“Caccia alla pantera”: perché questo titolo aggressivo?

Il lessico ha la sua importanza: il termine “caccia” istiga inevitabilmente alla violenza.

C’era una volta la “Pantera Rosa”

Quella dei cartoni animati o, ancor più indimenticabile, quella dei film dell’esilarante Ispettore Clouseau.

Con quella sorniona musica di accompagnamento che ha allietato tante nostre serate televisive.

Ora, invece, c’è un’altra pantera. Una vera, si dice, e non finta come quella dei film di Peter Sellers.

Una pantera, i cui passi non sarebbero accompagnati da una musica altrettanto stuzzicante, ma che stanno comunque destando somma attenzione ed anche un po’ di comprensibile paura.

In Puglia da diversi giorni è scattata, cioè, la “caccia alla pantera”, come titolano certi articoli di giornale e non pochi servizi televisivi.

Titoli questi che, sinceramente, fanno rabbrividire e che vanno adeguatamente esaminati.

Perché, in realtà, anche il lessico ha la sua importanza e l’audience che un titolo del genere comporta non dovrebbe mai essere elemento tale da far passare in secondo piano il rispetto che si deve pur sempre ad un altro essere vivente. Sia esso pesce rosso o grosso felino come in questo caso.

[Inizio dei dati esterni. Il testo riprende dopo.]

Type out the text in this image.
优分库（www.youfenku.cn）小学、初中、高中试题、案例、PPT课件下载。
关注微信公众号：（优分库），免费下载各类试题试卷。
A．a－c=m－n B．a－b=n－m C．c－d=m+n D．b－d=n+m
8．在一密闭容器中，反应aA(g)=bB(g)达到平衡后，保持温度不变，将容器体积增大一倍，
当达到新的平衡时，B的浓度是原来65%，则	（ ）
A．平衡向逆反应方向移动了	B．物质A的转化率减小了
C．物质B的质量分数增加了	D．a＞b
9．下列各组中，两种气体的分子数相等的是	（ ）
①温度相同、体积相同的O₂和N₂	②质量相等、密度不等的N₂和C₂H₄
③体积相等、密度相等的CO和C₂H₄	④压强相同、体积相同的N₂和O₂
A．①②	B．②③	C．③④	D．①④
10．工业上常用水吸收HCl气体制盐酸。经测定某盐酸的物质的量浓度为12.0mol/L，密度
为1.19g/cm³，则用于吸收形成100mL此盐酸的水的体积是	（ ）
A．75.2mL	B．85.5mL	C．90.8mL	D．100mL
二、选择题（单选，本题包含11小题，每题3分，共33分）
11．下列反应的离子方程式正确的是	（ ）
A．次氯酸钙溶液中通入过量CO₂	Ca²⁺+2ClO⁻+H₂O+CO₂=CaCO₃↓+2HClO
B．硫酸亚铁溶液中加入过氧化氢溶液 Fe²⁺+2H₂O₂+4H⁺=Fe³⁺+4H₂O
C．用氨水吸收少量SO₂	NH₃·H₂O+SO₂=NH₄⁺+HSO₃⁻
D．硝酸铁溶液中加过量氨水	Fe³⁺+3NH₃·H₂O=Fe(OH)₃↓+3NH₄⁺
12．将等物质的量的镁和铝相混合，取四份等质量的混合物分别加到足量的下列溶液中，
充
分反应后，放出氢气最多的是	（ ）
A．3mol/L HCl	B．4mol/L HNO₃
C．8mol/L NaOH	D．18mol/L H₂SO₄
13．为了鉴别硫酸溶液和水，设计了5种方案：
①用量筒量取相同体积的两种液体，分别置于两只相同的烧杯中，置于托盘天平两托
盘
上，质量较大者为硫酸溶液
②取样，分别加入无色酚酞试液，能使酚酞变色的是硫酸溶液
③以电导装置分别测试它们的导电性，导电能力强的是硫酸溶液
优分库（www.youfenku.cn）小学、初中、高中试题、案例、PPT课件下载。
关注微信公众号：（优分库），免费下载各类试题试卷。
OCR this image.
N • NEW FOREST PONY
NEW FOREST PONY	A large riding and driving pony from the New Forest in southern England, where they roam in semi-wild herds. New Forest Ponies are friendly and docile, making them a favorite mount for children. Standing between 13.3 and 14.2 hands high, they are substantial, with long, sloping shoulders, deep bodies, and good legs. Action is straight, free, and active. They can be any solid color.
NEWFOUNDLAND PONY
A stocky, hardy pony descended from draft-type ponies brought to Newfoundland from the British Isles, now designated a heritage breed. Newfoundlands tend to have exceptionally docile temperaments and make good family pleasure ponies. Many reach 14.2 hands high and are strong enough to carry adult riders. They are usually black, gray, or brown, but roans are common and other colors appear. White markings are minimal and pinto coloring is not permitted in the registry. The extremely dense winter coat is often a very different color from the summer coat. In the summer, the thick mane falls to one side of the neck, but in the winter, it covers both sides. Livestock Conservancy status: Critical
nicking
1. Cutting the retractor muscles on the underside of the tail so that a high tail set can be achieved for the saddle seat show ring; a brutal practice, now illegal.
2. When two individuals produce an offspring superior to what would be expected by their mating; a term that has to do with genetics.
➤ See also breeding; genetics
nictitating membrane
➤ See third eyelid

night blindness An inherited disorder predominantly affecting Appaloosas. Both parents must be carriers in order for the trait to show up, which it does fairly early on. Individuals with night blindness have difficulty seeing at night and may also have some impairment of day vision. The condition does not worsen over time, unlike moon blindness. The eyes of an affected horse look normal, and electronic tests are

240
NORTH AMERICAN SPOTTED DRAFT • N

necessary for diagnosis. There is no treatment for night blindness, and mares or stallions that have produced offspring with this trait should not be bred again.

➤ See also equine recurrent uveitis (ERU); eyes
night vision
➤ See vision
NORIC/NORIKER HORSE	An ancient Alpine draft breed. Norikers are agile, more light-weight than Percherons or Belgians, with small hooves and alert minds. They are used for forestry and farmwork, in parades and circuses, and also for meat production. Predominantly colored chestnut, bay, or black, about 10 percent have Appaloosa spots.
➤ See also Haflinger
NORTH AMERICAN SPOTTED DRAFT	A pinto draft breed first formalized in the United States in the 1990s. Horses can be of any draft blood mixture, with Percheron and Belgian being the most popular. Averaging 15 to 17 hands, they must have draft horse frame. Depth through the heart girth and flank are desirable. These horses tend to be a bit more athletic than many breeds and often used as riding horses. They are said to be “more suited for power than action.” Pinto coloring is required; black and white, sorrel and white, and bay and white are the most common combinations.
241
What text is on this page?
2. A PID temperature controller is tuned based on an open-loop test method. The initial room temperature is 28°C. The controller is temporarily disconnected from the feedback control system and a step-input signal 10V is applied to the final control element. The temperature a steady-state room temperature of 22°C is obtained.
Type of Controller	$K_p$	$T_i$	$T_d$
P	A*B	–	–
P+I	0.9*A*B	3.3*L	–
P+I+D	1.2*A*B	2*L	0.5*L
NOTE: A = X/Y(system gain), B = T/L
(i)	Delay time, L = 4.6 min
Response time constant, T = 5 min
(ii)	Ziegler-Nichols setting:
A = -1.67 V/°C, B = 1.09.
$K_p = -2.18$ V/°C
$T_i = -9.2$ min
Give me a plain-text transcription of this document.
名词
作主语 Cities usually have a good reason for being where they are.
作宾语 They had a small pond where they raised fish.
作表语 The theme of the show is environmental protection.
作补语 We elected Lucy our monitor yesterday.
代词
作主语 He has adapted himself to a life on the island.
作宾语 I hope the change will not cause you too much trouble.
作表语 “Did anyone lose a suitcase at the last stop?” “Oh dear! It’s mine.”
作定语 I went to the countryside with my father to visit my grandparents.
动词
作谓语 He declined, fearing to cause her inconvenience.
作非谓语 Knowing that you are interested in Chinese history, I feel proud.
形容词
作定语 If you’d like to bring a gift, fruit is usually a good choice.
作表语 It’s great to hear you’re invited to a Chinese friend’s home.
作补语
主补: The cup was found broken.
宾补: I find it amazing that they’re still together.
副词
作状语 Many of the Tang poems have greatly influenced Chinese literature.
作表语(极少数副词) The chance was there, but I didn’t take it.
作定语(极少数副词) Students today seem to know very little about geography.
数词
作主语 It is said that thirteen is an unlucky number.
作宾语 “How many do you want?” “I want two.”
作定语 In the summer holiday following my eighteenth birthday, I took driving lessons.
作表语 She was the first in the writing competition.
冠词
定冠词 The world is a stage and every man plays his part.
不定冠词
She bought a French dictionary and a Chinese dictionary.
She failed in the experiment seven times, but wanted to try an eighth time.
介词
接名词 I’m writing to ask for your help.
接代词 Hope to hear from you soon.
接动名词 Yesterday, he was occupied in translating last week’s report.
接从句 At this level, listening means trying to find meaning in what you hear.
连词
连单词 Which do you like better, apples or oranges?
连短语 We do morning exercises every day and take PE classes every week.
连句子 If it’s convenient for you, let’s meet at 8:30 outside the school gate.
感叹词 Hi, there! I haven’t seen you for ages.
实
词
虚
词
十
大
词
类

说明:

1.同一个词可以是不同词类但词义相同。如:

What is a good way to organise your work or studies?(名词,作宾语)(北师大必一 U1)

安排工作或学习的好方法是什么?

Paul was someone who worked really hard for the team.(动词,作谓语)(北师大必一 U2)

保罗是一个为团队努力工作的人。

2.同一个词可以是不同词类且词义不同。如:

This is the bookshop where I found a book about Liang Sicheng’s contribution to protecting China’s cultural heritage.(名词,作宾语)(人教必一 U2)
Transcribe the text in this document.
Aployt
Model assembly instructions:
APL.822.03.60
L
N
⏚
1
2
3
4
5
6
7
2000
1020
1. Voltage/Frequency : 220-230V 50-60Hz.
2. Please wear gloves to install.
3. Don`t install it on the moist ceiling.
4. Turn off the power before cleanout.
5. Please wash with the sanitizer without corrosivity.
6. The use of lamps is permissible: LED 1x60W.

Più corretto, magari, sarebbe stato il termine “ricerca”, ma chiaramente è di meno appeal. 

Non si vuole essere pedanti, ma il punto è che il termine “caccia” istiga inevitabilmente alla violenza e stupisce francamente che emittenti serie e giornali qualificati non ne comprendano l’importanza insita.

La ratio stessa del concetto di caccia prevede, infatti, la contemporanea presenza di due soggetti: da un lato lui – il cacciatore – ovverosia il figo della situazione; dall’altro lei – la preda – in altre parole la vittima sacrificale, che solo in pochissimi casi ha la fortuna di scamparsela.

È questo che si vuole veramente? Che ci sia una vittima sacrificale? Si spera e in fondo si è certi di no. È preferibile credere che vi sia solo una sottovalutazione del problema da parte di tutti noi e l’utilizzo della giusta terminologia può essere estremamente importante in tal senso, se non addirittura determinante per evitare fini ingloriose.

Anche perché la presenza della pantera in Puglia, in fondo, non sembra sia stata neanche definitivamente accertata. Si suppone solo che essa ci sia e non basta dire che ci sono tracce compatibili con quelle di un grosso felino. Ma quand’anche effettivamente ci fosse come si dice poco cambierebbe.

Intendiamoci, per non essere fraintesi. Nessuno gradirebbe essere attaccato da lei e chiaramente si comprendono la paura e l’istintivo spirito di salvaguardia della propria e dell’altrui incolumità.

Non per questo bisogna però mancare di rispetto ad una altra creatura vivente, come si sta facendo.

Con titoli opinabili come quelli sopra esaminati o con il sarcasmo che in questi giorni sta emergendo sui social network (si veda, tra le altre ironie social, il profilo facebook “PanteraNera Pugliese”).

Sì, esatto, qui si chiede solo rispetto

Rispetto per un essere vivente, la cui esistenza è probabile, ma non ancora sicura. 

Rispetto per una creatura, la cui effettiva pericolosità è ancora tutta da accertare e che subisce i pregiudizi della individualista cultura umana. 

Rispetto per chi difficilmente si trova qui per sua scelta, ma solo perché portato o dimenticato o liberato da qualcun altro e che ora rischia di pagare con la propria vita colpe non sue. 

Rispetto per chi, magari, ha semplicemente fame come tutti noi e che, a differenza nostra, non può però entrare liberamente in un supermercato per acquistare i generi alimentari di cui abbisogna o prelevare dal Bancomat l’importo occorrente.

Anche se siamo certi che questa potrebbe essere la prossima ironia che questa povera pantera dovrà scontare.